Hilla Shamia is an extremely creative product designer who has found a novel way to ‘marry’ wood with metal to create sleek and stylish tables and benches. The process involves pouring molten aluminum into the irregularly shaped piece of wood and molding it to the desired shape. The process leaves the wood a bit charred and burnt where it meets the metal but the overall affect lends the entire piece a sense of authenticity. I don’t know how Hilla ever managed to create these amazing pieces of furniture without the wood parts bursting into flames. Hilla is currently based in Israel.
Attempts to nail down the creator of these appetizingly artistic pancakes have failed, but for all his anonymity, his talent is self-evident. Imagine waking up to a breakfast of fantastically rendered pancakes before school. Breakfast of champions indeed. These images were uploaded by user ptgkbgte in Reddit and has since gone viral all over the net. It was allegedly made by a friend of his, an unnamed father, for his son. The pancakes look (and probably taste) amazing but I do find it a little disturbing that all but one of the animals belong to the endangered category.
Ryan Hunter and Taige Jensen are the authors of this darkly entertaining coloring book for adults. Any parent who has mistakenly given this coloring book to their child will have a whole lot of explaining to do. It started out as a stand alone edition but as its fan base began to grow, they began to ask for more. Two more additions came out and there’s probably more yet to come. Coloring For Grown-Ups: The Adult Activity Book encourages online submissions of finished pages. Ryan Hunter and Taige Jensen are currently terrorizing Brooklyn, New York with their acerbic wit and twisted humor.
Akira Nagaya is a Japanese artist who creates impossibly intricate paper cut-outs entirely by hand. Akira discovered his talent for making fine cuts while learning the art of sasabaran – a technique for cutting food decorations from bamboo leaves at sushi shops. While practicing, he discovered, to his own amazement, that he actually enjoyed the process. What’s more is that he actually excelled in it. He then began learning kirie, the Japanese art of cutting intricate designs on paper. It wasn’t until later that Akira started displaying his artwork to the general public.
Lee Griggs is a Madrid-based artist who uses 3D animation and rendering software to create these realistic topographical illustrations. Most of them resemble ocean floors, planetary surfaces, or even weather patterns. Each image is made of innumerable colored cubes, cylinders, and spheres extruded to create eye-catching patterns. Lee utilizes Maya Xgen and Arnold to render each image. If you’re ever inerested in creating you own, he shares a couple of tutorials over at his blog.

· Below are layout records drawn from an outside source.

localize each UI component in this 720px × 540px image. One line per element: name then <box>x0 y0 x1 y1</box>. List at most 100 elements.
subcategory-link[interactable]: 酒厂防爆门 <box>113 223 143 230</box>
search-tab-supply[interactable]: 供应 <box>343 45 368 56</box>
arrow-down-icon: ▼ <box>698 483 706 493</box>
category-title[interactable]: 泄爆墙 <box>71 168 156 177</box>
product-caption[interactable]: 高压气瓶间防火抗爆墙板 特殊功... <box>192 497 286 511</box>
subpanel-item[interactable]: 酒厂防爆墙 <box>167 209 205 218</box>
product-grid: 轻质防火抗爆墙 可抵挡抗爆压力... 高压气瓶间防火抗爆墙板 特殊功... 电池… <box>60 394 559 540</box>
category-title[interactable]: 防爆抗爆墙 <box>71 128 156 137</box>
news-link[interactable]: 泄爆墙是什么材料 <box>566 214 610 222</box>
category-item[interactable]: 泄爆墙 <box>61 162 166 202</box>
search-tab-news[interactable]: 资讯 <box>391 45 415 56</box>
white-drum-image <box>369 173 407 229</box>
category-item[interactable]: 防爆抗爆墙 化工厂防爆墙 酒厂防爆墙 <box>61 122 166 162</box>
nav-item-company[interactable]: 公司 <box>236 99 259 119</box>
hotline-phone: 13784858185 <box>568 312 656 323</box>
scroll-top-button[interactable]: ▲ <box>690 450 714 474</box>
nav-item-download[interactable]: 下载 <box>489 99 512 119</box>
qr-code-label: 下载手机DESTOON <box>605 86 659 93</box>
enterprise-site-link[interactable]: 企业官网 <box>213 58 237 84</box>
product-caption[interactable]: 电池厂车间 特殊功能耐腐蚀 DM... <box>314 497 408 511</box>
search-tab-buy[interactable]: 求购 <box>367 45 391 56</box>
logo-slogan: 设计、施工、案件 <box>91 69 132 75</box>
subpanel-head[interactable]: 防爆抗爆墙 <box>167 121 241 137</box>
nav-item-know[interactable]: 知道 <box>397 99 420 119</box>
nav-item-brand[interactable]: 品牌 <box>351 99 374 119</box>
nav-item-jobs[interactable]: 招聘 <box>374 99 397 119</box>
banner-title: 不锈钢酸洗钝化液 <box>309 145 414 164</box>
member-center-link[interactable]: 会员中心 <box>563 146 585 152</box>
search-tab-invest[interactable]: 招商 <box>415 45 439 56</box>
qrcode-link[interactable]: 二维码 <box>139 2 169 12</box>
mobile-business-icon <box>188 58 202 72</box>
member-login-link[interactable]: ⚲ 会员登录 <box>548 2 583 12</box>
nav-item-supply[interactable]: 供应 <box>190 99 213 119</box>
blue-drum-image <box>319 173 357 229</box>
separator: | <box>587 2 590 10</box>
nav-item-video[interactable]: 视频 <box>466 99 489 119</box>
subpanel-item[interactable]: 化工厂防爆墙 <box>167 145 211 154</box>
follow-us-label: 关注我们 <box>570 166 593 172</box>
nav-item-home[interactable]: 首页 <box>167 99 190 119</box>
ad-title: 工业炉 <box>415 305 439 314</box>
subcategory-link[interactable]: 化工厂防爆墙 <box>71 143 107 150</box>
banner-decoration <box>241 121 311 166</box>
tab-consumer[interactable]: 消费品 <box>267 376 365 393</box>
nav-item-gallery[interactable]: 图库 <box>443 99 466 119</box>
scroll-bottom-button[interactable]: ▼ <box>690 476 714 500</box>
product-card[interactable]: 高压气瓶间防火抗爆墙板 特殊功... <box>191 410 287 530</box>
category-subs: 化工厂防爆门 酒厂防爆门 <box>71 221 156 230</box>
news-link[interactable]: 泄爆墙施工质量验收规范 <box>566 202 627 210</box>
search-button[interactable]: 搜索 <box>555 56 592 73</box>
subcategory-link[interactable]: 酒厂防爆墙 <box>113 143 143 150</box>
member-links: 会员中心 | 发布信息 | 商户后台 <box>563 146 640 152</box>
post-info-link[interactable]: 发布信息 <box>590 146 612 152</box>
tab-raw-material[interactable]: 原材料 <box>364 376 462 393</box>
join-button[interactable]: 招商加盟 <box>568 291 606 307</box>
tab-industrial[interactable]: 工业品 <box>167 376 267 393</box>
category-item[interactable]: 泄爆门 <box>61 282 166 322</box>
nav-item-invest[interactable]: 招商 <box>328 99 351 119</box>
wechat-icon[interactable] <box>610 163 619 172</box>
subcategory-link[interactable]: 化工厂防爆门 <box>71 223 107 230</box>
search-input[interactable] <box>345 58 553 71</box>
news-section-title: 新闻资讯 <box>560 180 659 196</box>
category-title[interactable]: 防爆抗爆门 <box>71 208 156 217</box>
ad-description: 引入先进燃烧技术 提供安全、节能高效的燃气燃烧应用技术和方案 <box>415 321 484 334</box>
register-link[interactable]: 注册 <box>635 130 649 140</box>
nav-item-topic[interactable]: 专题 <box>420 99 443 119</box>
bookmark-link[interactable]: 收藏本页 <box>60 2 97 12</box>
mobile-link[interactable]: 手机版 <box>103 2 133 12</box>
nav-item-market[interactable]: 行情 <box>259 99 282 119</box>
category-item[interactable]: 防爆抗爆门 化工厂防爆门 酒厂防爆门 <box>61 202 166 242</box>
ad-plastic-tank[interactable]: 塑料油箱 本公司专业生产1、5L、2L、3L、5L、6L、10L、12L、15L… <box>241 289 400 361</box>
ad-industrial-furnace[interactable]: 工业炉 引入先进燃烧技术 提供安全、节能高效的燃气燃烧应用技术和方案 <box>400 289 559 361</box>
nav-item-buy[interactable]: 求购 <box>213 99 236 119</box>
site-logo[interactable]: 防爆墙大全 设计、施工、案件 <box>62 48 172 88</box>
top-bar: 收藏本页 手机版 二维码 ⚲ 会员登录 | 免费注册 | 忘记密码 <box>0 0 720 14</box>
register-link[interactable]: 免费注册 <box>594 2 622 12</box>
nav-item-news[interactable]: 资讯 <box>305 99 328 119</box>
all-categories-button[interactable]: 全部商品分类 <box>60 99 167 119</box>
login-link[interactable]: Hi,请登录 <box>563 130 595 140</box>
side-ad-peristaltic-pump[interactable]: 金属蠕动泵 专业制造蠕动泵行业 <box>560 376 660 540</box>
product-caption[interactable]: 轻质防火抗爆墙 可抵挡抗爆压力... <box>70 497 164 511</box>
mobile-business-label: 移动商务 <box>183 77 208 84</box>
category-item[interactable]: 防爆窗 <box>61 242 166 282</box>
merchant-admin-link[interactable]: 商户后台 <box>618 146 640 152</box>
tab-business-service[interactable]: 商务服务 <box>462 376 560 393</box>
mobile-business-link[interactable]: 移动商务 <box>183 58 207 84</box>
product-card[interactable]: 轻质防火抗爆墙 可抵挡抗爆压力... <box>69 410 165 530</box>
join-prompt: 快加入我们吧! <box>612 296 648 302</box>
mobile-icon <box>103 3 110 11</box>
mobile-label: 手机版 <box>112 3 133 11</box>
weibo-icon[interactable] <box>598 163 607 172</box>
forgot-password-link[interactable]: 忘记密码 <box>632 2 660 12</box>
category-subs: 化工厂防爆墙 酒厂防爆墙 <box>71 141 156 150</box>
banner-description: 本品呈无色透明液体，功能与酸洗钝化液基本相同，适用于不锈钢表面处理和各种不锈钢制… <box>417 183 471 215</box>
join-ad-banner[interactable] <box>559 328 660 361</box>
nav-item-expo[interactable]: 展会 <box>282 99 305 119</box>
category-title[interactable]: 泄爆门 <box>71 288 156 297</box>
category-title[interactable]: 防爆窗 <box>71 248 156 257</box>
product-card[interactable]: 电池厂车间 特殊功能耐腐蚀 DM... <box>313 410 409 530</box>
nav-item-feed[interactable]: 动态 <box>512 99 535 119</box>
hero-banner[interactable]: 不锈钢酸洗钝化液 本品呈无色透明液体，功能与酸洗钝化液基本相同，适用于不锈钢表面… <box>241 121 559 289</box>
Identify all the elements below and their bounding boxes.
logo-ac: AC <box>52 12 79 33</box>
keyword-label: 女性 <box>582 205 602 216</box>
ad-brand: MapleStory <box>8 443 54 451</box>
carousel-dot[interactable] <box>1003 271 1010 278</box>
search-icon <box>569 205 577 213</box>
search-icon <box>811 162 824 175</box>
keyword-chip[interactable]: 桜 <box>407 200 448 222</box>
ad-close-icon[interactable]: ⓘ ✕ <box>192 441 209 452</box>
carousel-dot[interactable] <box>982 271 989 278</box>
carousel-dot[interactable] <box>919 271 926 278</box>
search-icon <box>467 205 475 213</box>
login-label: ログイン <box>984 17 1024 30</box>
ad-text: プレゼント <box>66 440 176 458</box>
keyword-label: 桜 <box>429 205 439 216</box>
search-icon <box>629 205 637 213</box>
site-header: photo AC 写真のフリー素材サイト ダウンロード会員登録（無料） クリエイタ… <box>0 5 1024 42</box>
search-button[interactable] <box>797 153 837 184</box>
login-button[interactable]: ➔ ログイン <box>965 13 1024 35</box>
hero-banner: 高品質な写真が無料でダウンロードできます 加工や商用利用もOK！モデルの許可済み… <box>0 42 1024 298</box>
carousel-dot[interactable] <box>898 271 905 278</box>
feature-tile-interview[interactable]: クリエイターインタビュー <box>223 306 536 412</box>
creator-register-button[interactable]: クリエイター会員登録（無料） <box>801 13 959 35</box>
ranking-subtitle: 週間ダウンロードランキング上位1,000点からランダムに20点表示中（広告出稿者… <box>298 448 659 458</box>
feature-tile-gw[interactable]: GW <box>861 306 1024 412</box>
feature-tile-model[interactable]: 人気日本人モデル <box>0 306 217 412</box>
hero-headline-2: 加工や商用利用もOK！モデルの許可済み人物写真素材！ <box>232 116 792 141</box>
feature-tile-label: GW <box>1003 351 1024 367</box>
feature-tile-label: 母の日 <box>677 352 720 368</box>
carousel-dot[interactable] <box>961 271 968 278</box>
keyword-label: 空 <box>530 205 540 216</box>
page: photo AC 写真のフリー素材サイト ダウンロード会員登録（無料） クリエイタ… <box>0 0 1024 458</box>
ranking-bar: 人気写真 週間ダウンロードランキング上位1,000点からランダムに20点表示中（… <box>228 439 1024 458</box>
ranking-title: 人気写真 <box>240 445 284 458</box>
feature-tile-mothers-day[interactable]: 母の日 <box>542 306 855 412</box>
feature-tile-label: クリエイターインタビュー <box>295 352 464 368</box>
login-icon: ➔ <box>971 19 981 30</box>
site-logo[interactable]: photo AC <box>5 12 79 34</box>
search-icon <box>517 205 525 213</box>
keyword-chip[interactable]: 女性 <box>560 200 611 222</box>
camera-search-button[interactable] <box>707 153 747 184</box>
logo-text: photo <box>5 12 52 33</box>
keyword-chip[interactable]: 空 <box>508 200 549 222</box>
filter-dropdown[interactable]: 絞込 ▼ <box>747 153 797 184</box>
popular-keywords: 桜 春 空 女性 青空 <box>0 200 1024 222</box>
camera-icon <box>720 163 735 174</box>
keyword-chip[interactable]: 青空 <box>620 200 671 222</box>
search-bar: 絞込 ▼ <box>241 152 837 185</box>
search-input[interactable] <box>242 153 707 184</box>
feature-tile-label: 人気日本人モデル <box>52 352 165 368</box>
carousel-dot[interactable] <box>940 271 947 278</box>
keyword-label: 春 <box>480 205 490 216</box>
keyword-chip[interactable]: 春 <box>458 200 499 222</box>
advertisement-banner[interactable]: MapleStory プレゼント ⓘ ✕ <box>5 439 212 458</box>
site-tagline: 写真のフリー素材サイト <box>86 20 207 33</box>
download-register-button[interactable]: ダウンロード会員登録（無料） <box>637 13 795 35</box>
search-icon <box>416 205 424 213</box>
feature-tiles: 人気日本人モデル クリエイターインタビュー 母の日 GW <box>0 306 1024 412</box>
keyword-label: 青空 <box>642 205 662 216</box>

Chloe Giordano’s miniature embroidered animals have been making the round in the internet lately. Their size as well as the level of detail that Chloe has put into them has impressed even the most jaded internet skeptic. Also, she does it all freehand. She creates her own patterns and works out for herself the best way to make the tiny animals come alive. According to her, it’s the planning stage that takes up the most time. The actual sewing takes between two to three days. Chloe is currently based in Oxford where she’s available for projects and commissions.
Katerina Kamprani went out of her way to create some of the most counter productive designs ever. She calls the series “The Uncomfortable”. An apt description to anyone trying to drink out of a prickly wine glass, eat out of a furry plate, and eat using hinged forks and spoons. Katerina is currently based in Athens where she carefully considers how each every-day functions and how best to confound that function in a tongue-in-cheek way. Some of my favorites are the cement umbrella, the open-toed boots, and the inflatable door handle.
Anders Gjennestad is the artist responsible for these awesome, gravity-defying kids playing on the wall. Anders specializes in creating shadow people using his own photographs. The stencils he uses are hand cut and layered to create a detailed and complex photorealistic images. It also helps that his work is perfectly placed to fool the eye. The installation above was part of Memorie Urbane, a street art festival in Italy. Anders is currently based in Norway where his street handle is Strøk.
Internationally renowned graffiti duo Pichi & Avo were invited over to Werchter, Belgium to create a a massive, site-specific installation for the North West Walls Street Art Festival. The installation consisted of stacked up container crates upon which the artistsweregiven free reign to exercise their creativity. The result featured their trademark signature of Greek gods superimposed over a mishmash of loud and vibrant colors. According to event curator Arne Quinze; “When they work together they create breathtaking figurative detail and quality. Their work is very striking and always commands the spectator’s full attention.” The festivalmay be over, but theGreek godsin all their glory still stand.
Artur Bordalo is a graffiti artist whose work has definitely raised the bar on railroad art. Using the parallel lines of a railroad as a canvas, Arturo has managed to convey both humor and cynicism into his minimalistic work. His often uses bright neon colors in his work to make it stand out against the gray backdrop of gravel and rail. He goes by the handle Bordalo II as a tribute to his grandfather whom he saw ‘painting the city of Lisbon’. Arturo’s work has been cropping up all over his homeland of Portugal and train officials don’t seem to mind since spray paint doesn’t seem to do the rails themselves any harm.